The traditional variety of corn is higher in fiber, vitamins and amino acids, LaDuke said.

When corn was bred for preservation and high production most nutrients were bred out.

“We lost our food sovereignty,” LaDuke said. “We dont even cook anymore and we’re sick because of it.”

About one-third of the Native American population is diabetic, LaDuke said. “The best answer for diabetes is our traditional foods.”

Another program LaDuke is involved with back home is getting local food into schools including buffalo, locally raised turkey and produce from local gardens.

It is a process of reclaiming, taking back and recovering as a people, LaDuke said. “Today we live in a consumer sociey where people feel they need to buy their way of life and culture in a mall.”

All is not lost, LaDuke said. Indigenous people all over the world are reclaiming everything from traditional foods such as the Hawaiian tarot plant, to names such as the Aboriginal name Uluru for Ayers Rock in Australia and Mount Denali in Alaska. These were just a few examples.

“When we get these things back we start to recover as a people,” LaDuke said. “We may not be the smartest, the best-looking or the richest but we we’re the people who lived there.”
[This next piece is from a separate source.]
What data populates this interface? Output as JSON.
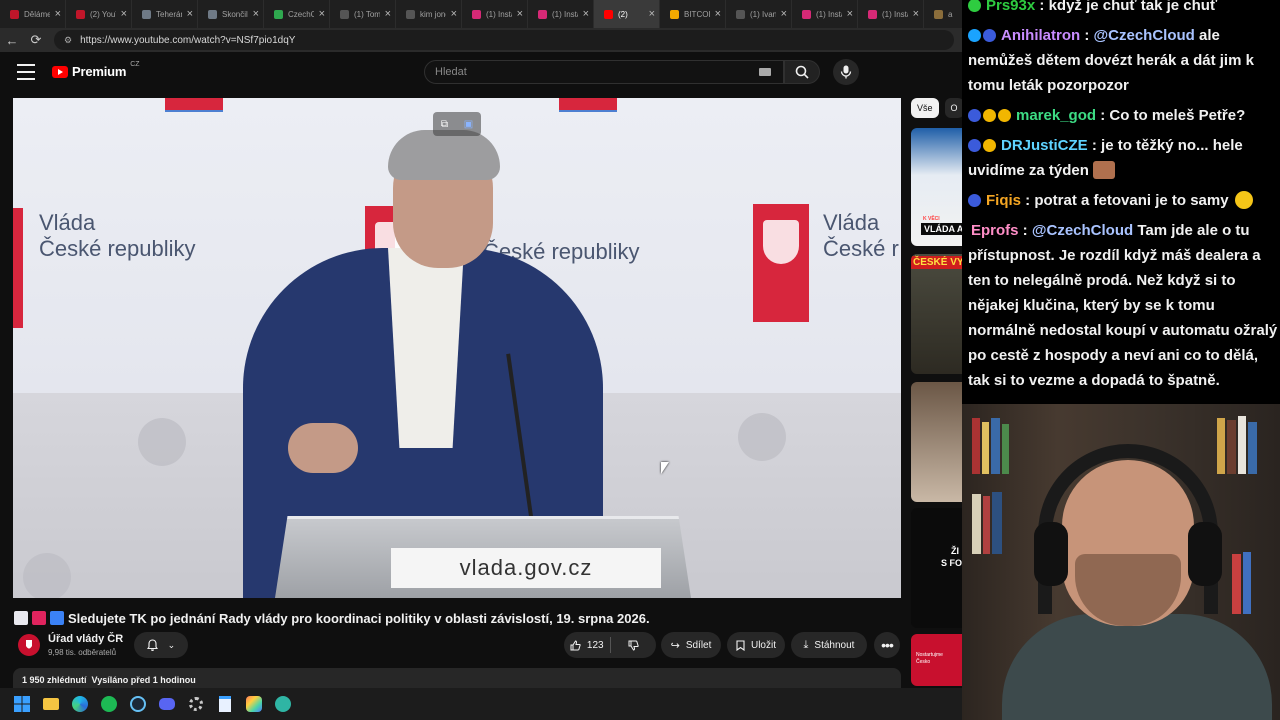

In addition to her Indigenous food efforts, LaDuke also brainstormed ways to combat our depleting oil resources and conserve energy.

LaDuke said she recently had to tell her 17-year-old son that although he was old enough to drive and was probably excited to cruise around town in his car, he probably wouldn’t be able to afford it much longer.

“I had to tell him half the world’s known oil resources were used up and gas prices were only going to continue to rise. He wasn’t happy with me,” she said. “I had to tell him he better get those horses running.”

But LaDuke has something else for her son in mind — a 1983 grease-powered Mercedes like the one she drives on the reservation.

“They call me the grease lady,” she said.

In effort toward energy independence on the reservation, LaDuke was instrumental in acquiring a wind turbine.

Reservations are always the windiest pieces of land, LaDuke said, as the Great Plains have often been called the Saudi Arabia of the United States. But now in northern Minnestota the people living on White Earth are utilizing the wind to go green.

In 2002, a 20-kilowatt wind turbine was erected; it supplies one-eighth of the reservation’s total energy.

The Harvard-educated LaDuke is a widely read author, the founder and director of White Earth Land Recovery Project and the co-chair of the Indigenous Woman’s Network. She also served as Ralph Nader’s vice presidential running mate for the 1996 and 2000 presidential elections. Her published books include: Recovering the Sacred: The Power of Naming and Claiming, All Our Relations, Last Standing Woman and Into the Sugarbrush.

“People like her, they excite you and bring you hope,” said Ted George, the last general council chairman for Port Gamble S’klallam. “Someone like this fires you up. Our main message is that our tribal people are still here and we aren’t going anywhere.”

The presentation was sponsored by The Bainbridge Island Graduate Institute, the Suquamish tribe and the Kitsap extension of Washington State University.